Warto zaznaczyć wulgaryzmy.

Ciekawa scenka, dająca sporo do myślenia, pełna metafor oraz przestróg, wskazująca wady ludzkie, okraszona nietypowym humorem i absurdem.

Klikam za wspomniane poczucie humoru i pomysł oraz tytuł.

Pozdrawiam serdecznie, powodzenia. :)

Pecunia non olet

Cześć, dobry szort, całkiem luźny. Humor we mnie trafił. Podobało mi się.

Przed ołtarzem, niczym pęknięcie na dupie czasoprzestrzeni, otworzył się portal utkany ze światła.

Świetne porównanie. 

 

Pozdrawiam!!

„Temu, kto nie wie, do jakiego portu zmierza, nie sprzyja żaden wiatr.“ - Seneka Starszy

Przyjemna rzecz, bardzo zabawna. Szczególnie podobają mi się gry słowne.

Pozdrawiam!

Ot, taka sobie scenka, w rzeczy samej dość absurdalna, ale pamięci mi nie obciąży.

 

– Nawet o tym nie myśl.Rzu­cił ostro skrzy­dla­ty przy­bysz. → Zbędna kropka po wypowiedzi, didaskalia małą literą. Winno być: – Nawet o tym nie myśl – rzu­cił ostro skrzy­dla­ty przy­bysz.

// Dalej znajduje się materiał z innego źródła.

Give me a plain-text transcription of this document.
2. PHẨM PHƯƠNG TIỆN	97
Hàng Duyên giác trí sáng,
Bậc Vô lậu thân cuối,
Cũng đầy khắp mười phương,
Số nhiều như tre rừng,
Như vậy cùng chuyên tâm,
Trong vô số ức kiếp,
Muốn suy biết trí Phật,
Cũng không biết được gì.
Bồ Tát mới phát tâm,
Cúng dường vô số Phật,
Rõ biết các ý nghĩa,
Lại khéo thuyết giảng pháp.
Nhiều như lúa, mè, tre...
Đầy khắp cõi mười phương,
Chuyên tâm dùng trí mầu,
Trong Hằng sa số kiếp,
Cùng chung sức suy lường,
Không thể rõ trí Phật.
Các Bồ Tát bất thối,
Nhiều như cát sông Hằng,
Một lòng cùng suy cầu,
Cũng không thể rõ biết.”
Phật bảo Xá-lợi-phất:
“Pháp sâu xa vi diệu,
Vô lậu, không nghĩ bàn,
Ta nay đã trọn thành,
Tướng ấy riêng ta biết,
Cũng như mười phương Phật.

Tu znajdziesz wskazówki, jak zapisywać dialogi.

 

– Po­słu­chaj sam sie­bie… – Bó­stwo żach­nę­ło się. – Fe­ty­szy­sta de­spe­rat. → – Po­słu­chaj sam sie­bie… – Bó­stwo żach­nę­ło się. – Fe­ty­szy­sta, de­spe­rat.

Unikaj dodatkowych półpauz w dialogach; sprawiają że zapis staje się mniej czytelny.

Gdyby ci, którzy źle o mnie myślą, wiedzieli co ja o nich myślę, myśleliby o mnie jeszcze gorzej.